U.S. natural gas production has recovered more vigorously than oil since the height of the pandemic and is on track to exceed pre-pandemic growth forecasts through 2024, according to researchers at Louisiana State University’s (LSU) Center for Energy Studies.

gas production

The center’s executive director, David Dismukes, and associate research professor, Gregory Upton, described a transformed landscape for gas in the 2022 edition of the Gulf Coast Energy Outlook (GCEO).

Following a pandemic-induced 25% drop in U.S. oil production between November 2019 and May 2020, oil and gas activity is on the rebound, the authors said.

However, while U.S. crude oil production in August was still 10.7% below August 2019 levels, natural gas output from March to August of this year has consistently been 2.5-3.2% above pre-pandemic levels, Dismukes and Upton said.

Production in the Gulf Coast region, defined as Texas, Louisiana, Mississippi and Alabama, has followed a similar trend to the rest of the country, with August oil output 12.1% below August 2019 levels. Gulf Coast natural gas production, meanwhile, “has returned to, but not exceeded, pre-pandemic levels,” the researchers said. 

The GCEO sees Gulf Coast natural gas production averaging 45.7 Bcf/d in 2021, up from about 44.3 Bcf/d in 2020. 

“Remarkably, current natural gas production levels, if they continue at their current pace, will be approximately 3% above pre-pandemic 2020 natural gas production levels,” the researchers said. “This forecast outcome is even more interesting considering that last year’s GCEO forecast flat Gulf Coast natural gas production until approximately 2025, at which point production would increase marginally.

“In fact, current year natural gas production is at levels higher than each of the annual natural gas production levels projected in the 2021 GCEO.”

The rebound in production from gas-directed plays such as the Haynesville Shale and the Appalachian Basin has been supported by historically high prices for the molecule, Dismukes and Upton said.

The strength in pricing, in turn, has to do with the slow rate at which oil and associated gas production has recovered, the impact of the post-Covid recovery on underground gas storage levels in North America, and “the increasingly integrated nature of world natural gas markets that has been facilitated by” U.S. exports of liquefied natural gas (LNG).

“Thus, the GCEO sees it as unlikely that U.S. natural gas markets are entering into a high price/high volatility epoch comparable to that experienced in the 2000s.”

[Is the Current Natural Gas Price Spike Here to Stay? Tune in to NGI’s Hub & Flow podcast to listen to NGI’s Christopher Lenton speak with global energy expert Nikos Tsafos about the globalization of natural gas, soaring gas prices, geopolitical implications of LNG and how Mexico’s natural gas market must prepare for the volatility ahead. ]

Rig Counts Rising

The authors said that current prices “are a good balance between being high enough to support increased drilling activity in natural gas-based plays such as the Haynesville and Appalachia, but low enough to continue to attract investment in chemical manufacturing and LNG export in the Gulf Coast region…”

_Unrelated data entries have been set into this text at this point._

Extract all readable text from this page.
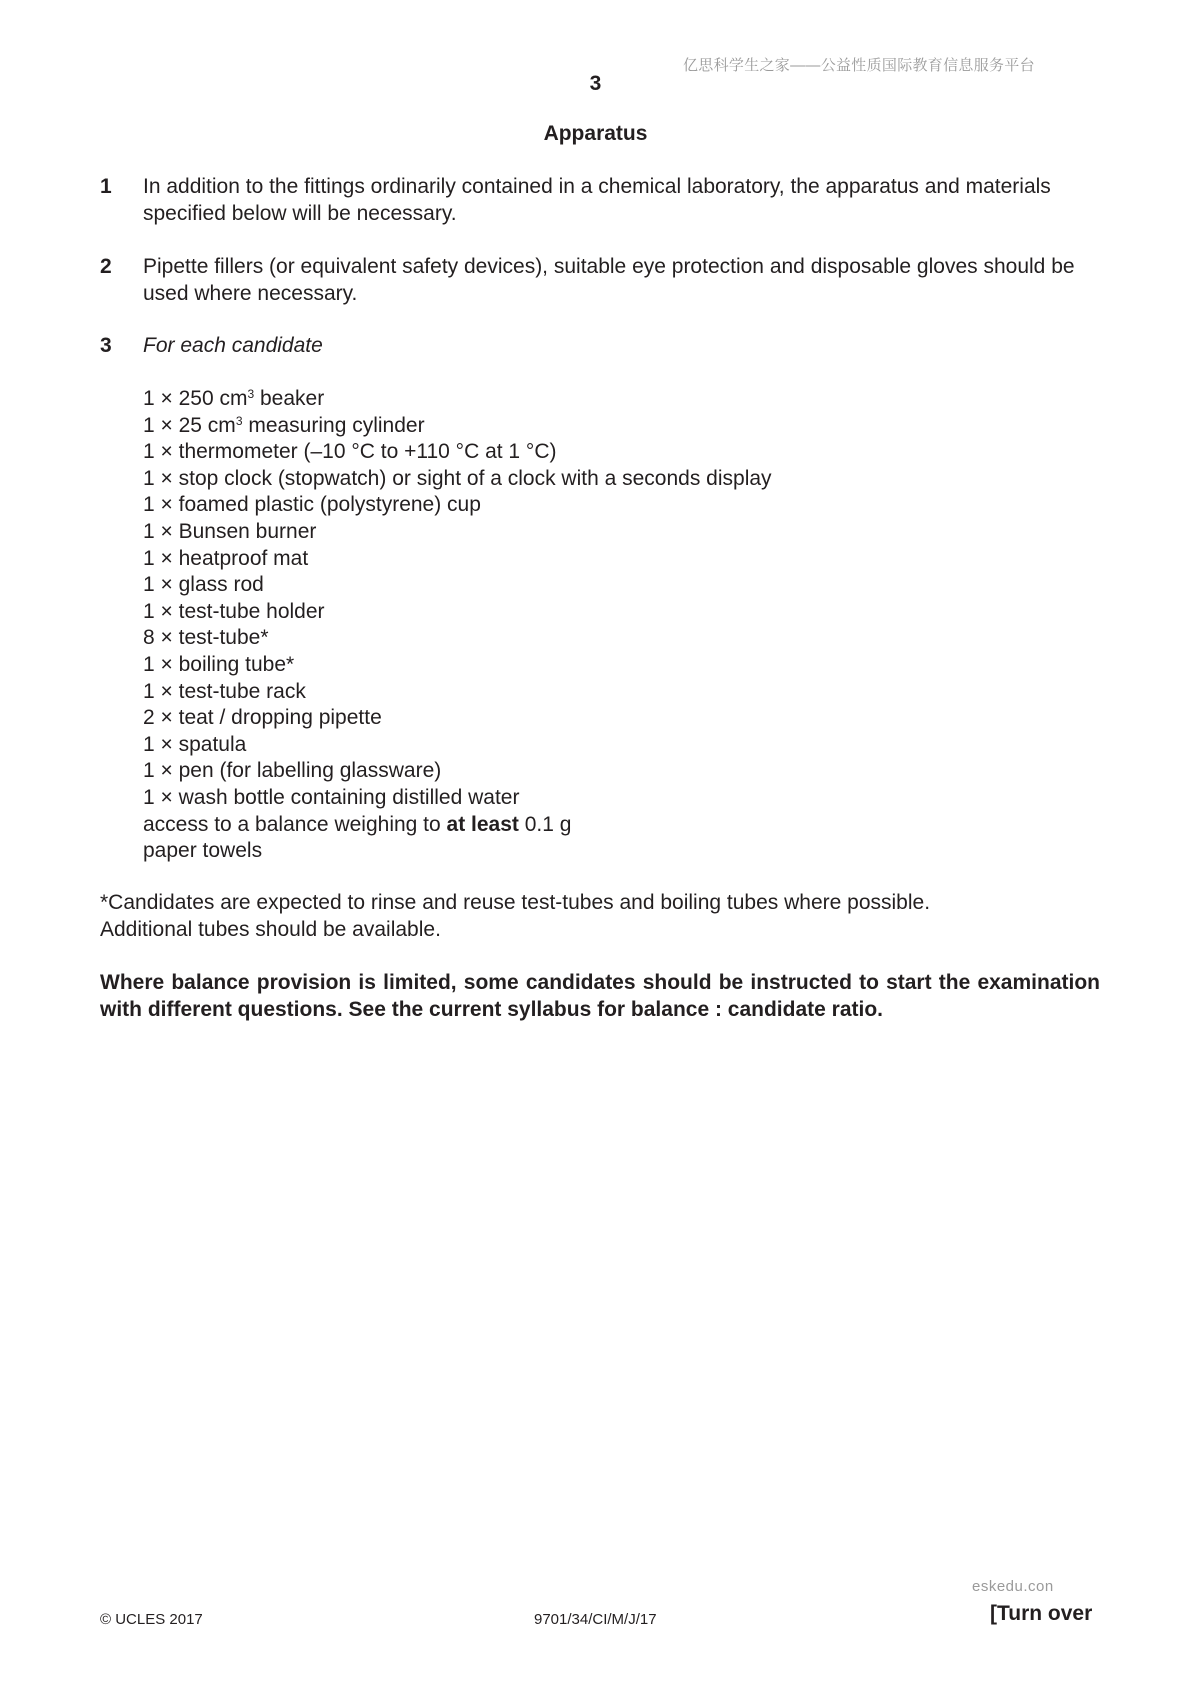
亿思科学生之家——公益性质国际教育信息服务平台
3
Apparatus
1 In addition to the fittings ordinarily contained in a chemical laboratory, the apparatus and materials specified below will be necessary.
2 Pipette fillers (or equivalent safety devices), suitable eye protection and disposable gloves should be used where necessary.
3 For each candidate
1 × 250 $cm^3$ beaker
1 × 25 $cm^3$ measuring cylinder
1 × thermometer (–10 °C to +110 °C at 1 °C)
1 × stop clock (stopwatch) or sight of a clock with a seconds display
1 × foamed plastic (polystyrene) cup
1 × Bunsen burner
1 × heatproof mat
1 × glass rod
1 × test-tube holder
8 × test-tube*
1 × boiling tube*
1 × test-tube rack
2 × teat / dropping pipette
1 × spatula
1 × pen (for labelling glassware)
1 × wash bottle containing distilled water
access to a balance weighing to at least 0.1 g
paper towels
*Candidates are expected to rinse and reuse test-tubes and boiling tubes where possible.
Additional tubes should be available.
Where balance provision is limited, some candidates should be instructed to start the examination with different questions. See the current syllabus for balance : candidate ratio.
eskedu.con
© UCLES 2017	9701/34/CI/M/J/17	[Turn over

Rig counts, meanwhile, recovered to 508 in September 2021, more than double the pandemic trough seen in August 2020, but “still less than half that reported in 2018 and 2019,” the LSU team said, citing data from Baker Hughes Co.

The researchers said that while they foresee a continued increase in drilling activity, they do not see it recovering to pre-pandemic levels over the forecast period through 2024.

Citing data from the Energy Information Administration’s monthly Drilling Productivity Report, the authors noted that all seven major Lower 48 shale basins covered have seen rig count increases since September 2020, ranging from a 76% increase in the Appalachian Basin to a more than 230% increase in the Anadarko Basin. 

“Unsurprisingly, the largest absolute increase has been in the Permian Basin, which has experienced an increase of 240 rigs over the past year.”

In the Permian, gas takeaway constraints have led to the current planning of about 40 Bcf/d of regional gas pipeline capacity expansions through 2024, researchers said. 

The Permian constraints include limited in-field gathering and processing capacity, as well as “the need for additional longer-haul transmission pipeline capacity to move natural gas out of the Permian to Gulf Coast markets,” the authors said. 

Alleviation of these constraints should incentivize less flaring of gas in the region and help to narrow the basis discount of gas at the Waha hub in West Texas relative to Henry Hub, researchers said. “But whether increased flaring and Waha basis discounts are exacerbated or relieved over this next year will be determined by the speed in which production comes back online relative to these infrastructural investments coming online.”